Press Release
June 6, 2011


Sen. Miriam Defensor Santiago, regarded as the resident Senate expert on constitutional law, said that it is constitutional for Congress to pass a bill postponing ARMM elections to 2013.

"The rules of constitutional construction provide that we must harmonize the principle of synchronization on the one hand, with the principle of local autonomy on the other hand," she said.

In her remarks during the Senate plenary debate yesterday (June 6), Santiago said that both synchronization and local autonomy are in pari materia, meaning that they cover the same subject and are therefore equal in weight.

"Since all constitutional provisions enjoy equal dignity, synchronized elections and local autonomy should be harmonized and reconciled," she said.

Santiago said that if Congress were to be prohibited from passing a bill on synchronized elections, there would be no agency left to legislate on synchronized elections, thus creating a vacuum, which is an absurd result.

The senator said that when the Constitution enumerates the legislative powers of ARMM, and the enumeration does not include synchronization, the conclusion is that synchronization is vested in the Congress.

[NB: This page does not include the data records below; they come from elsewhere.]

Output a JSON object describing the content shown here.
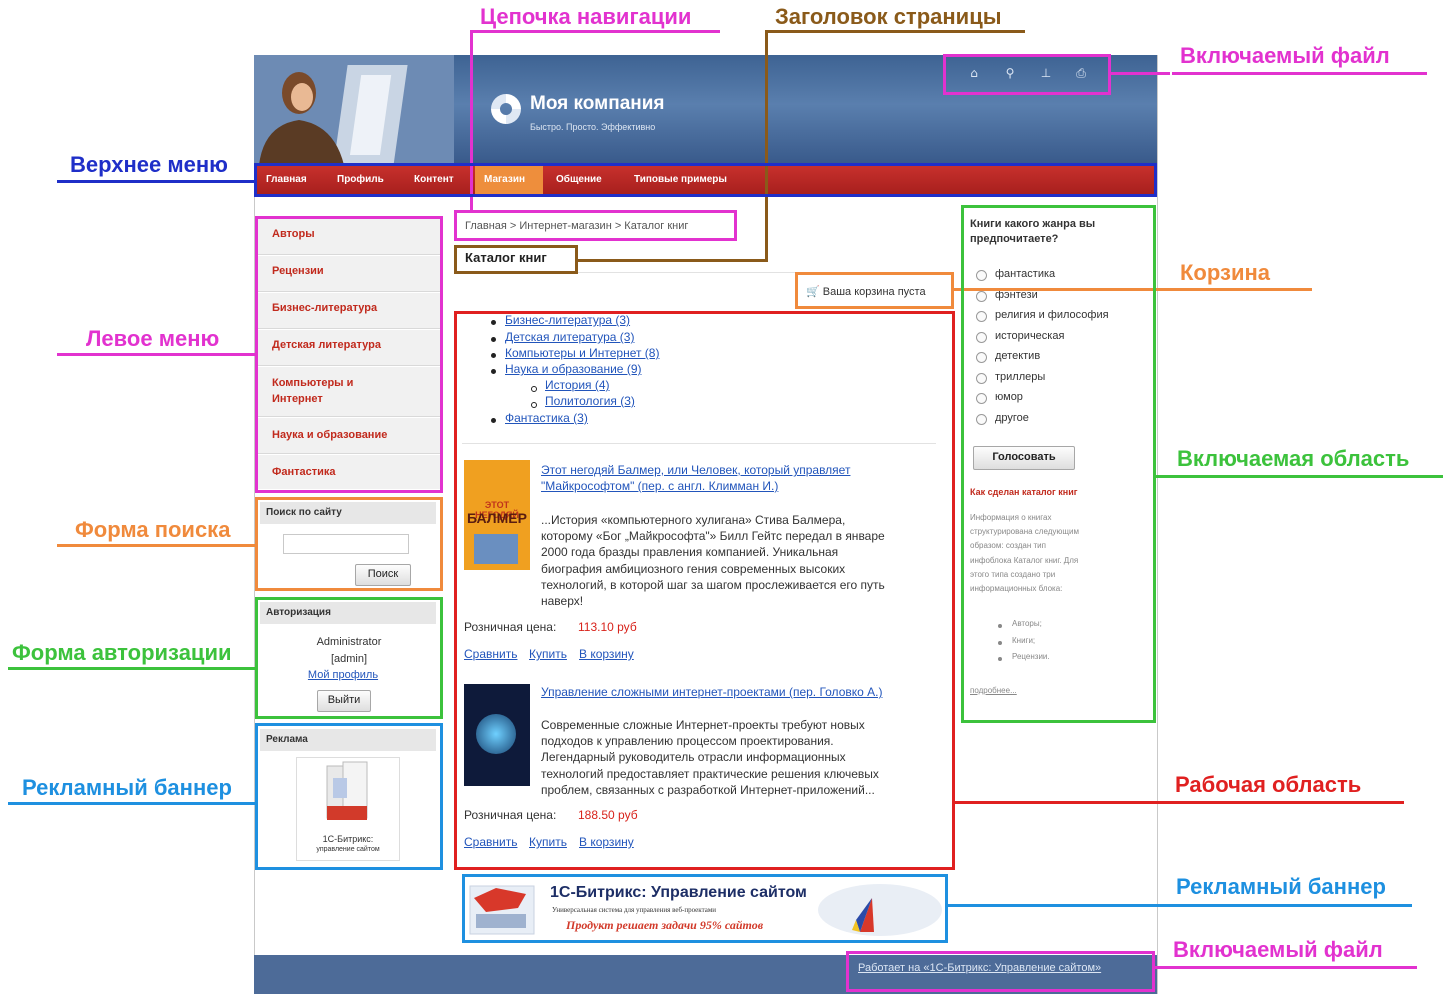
{
  "colors": {
    "blue": "#1f2fc8",
    "magenta": "#e232cf",
    "brown": "#8a5a1a",
    "orange": "#f08a3c",
    "green": "#3cc23c",
    "red": "#e02020",
    "sky": "#1e90e0"
  },
  "site": {
    "logo_title": "Моя компания",
    "logo_slogan": "Быстро. Просто. Эффективно",
    "header_icons": [
      "home-icon",
      "search-icon",
      "sitemap-icon",
      "print-icon"
    ],
    "top_menu": [
      "Главная",
      "Профиль",
      "Контент",
      "Магазин",
      "Общение",
      "Типовые примеры"
    ],
    "top_menu_active": "Магазин",
    "left_menu": [
      "Авторы",
      "Рецензии",
      "Бизнес-литература",
      "Детская литература",
      "Компьютеры и Интернет",
      "Наука и образование",
      "Фантастика"
    ],
    "search": {
      "title": "Поиск по сайту",
      "button": "Поиск"
    },
    "auth": {
      "title": "Авторизация",
      "user": "Administrator",
      "login": "[admin]",
      "profile": "Мой профиль",
      "logout": "Выйти"
    },
    "ad": {
      "title": "Реклама",
      "caption1": "1С-Битрикс:",
      "caption2": "управление сайтом"
    },
    "breadcrumb": "Главная > Интернет-магазин > Каталог книг",
    "page_title": "Каталог книг",
    "cart": "Ваша корзина пуста",
    "categories": [
      {
        "text": "Бизнес-литература (3)"
      },
      {
        "text": "Детская литература (3)"
      },
      {
        "text": "Компьютеры и Интернет (8)"
      },
      {
        "text": "Наука и образование (9)"
      },
      {
        "text": "История (4)"
      },
      {
        "text": "Политология (3)"
      },
      {
        "text": "Фантастика (3)"
      }
    ],
    "books": [
      {
        "title": [
          "Этот негодяй Балмер, или Человек, который управляет",
          "\"Майкрософтом\" (пер. с англ. Климман И.)"
        ],
        "cover_text": [
          "ЭТОТ НЕГОДЯЙ",
          "БАЛМЕР"
        ],
        "desc": [
          "...История «компьютерного хулигана» Стива Балмера,",
          "которому «Бог „Майкрософта\"» Билл Гейтс передал в январе",
          "2000 года бразды правления компанией. Уникальная",
          "биография амбициозного гения современных высоких",
          "технологий, в которой шаг за шагом прослеживается его путь",
          "наверх!"
        ],
        "price_label": "Розничная цена:",
        "price": "113.10 руб",
        "links": [
          "Сравнить",
          "Купить",
          "В корзину"
        ]
      },
      {
        "title": [
          "Управление сложными интернет-проектами (пер. Головко А.)"
        ],
        "desc": [
          "Современные сложные Интернет-проекты требуют новых",
          "подходов к управлению процессом проектирования.",
          "Легендарный руководитель отрасли информационных",
          "технологий предоставляет практические решения ключевых",
          "проблем, связанных с разработкой Интернет-приложений..."
        ],
        "price_label": "Розничная цена:",
        "price": "188.50 руб",
        "links": [
          "Сравнить",
          "Купить",
          "В корзину"
        ]
      }
    ],
    "poll": {
      "question": [
        "Книги какого жанра вы",
        "предпочитаете?"
      ],
      "options": [
        "фантастика",
        "фэнтези",
        "религия и философия",
        "историческая",
        "детектив",
        "триллеры",
        "юмор",
        "другое"
      ],
      "button": "Голосовать"
    },
    "info": {
      "title": "Как сделан каталог книг",
      "text": [
        "Информация о книгах",
        "структурирована следующим",
        "образом: создан тип",
        "инфоблока Каталог книг. Для",
        "этого типа создано три",
        "информационных блока:"
      ],
      "items": [
        "Авторы;",
        "Книги;",
        "Рецензии."
      ],
      "more": "подробнее..."
    },
    "banner": {
      "title": "1С-Битрикс: Управление сайтом",
      "sub": "Универсальная система для управления веб-проектами",
      "slogan": "Продукт решает задачи 95% сайтов"
    },
    "footer": "Работает на «1С-Битрикс: Управление сайтом»"
  },
  "labels": {
    "breadcrumb": "Цепочка навигации",
    "page_title": "Заголовок страницы",
    "include_top": "Включаемый файл",
    "top_menu": "Верхнее меню",
    "left_menu": "Левое меню",
    "cart": "Корзина",
    "search": "Форма поиска",
    "include_area": "Включаемая область",
    "auth": "Форма авторизации",
    "ad_left": "Рекламный баннер",
    "work": "Рабочая область",
    "ad_bottom": "Рекламный баннер",
    "include_bottom": "Включаемый файл"
  }
}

Santiago also cited cases, particularly the 1991 case of Menzon v. Petilla, where the Supreme Court ruled that vacant public offices should be filled by the President in the exercise of his residual powers, although she qualified that he exercised the executive power of presidential appointment.

The senator said that if the Senate passes the bill and the critics question it before the Supreme Court, the bill will enjoy the presumption of constitutionality and the burden of proof will lie on the critics.

"A party who alleges the unconstitutionality of a statute has the heavy burden of substantiating the claim. The quantum of proof is clear, palpable, or manifest violation of the Constitution. I doubt very much if the critics could show proof beyond reasonable doubt of unconstitutionality," she said.

Santiago said that the construction of the Constitution made by the Congress is even weightier than such construction by the constitutional convention.

"Congress has passed seven laws changing the date of ARMM elections. These laws constitute a long-continued practical construction by Congress," the senator said.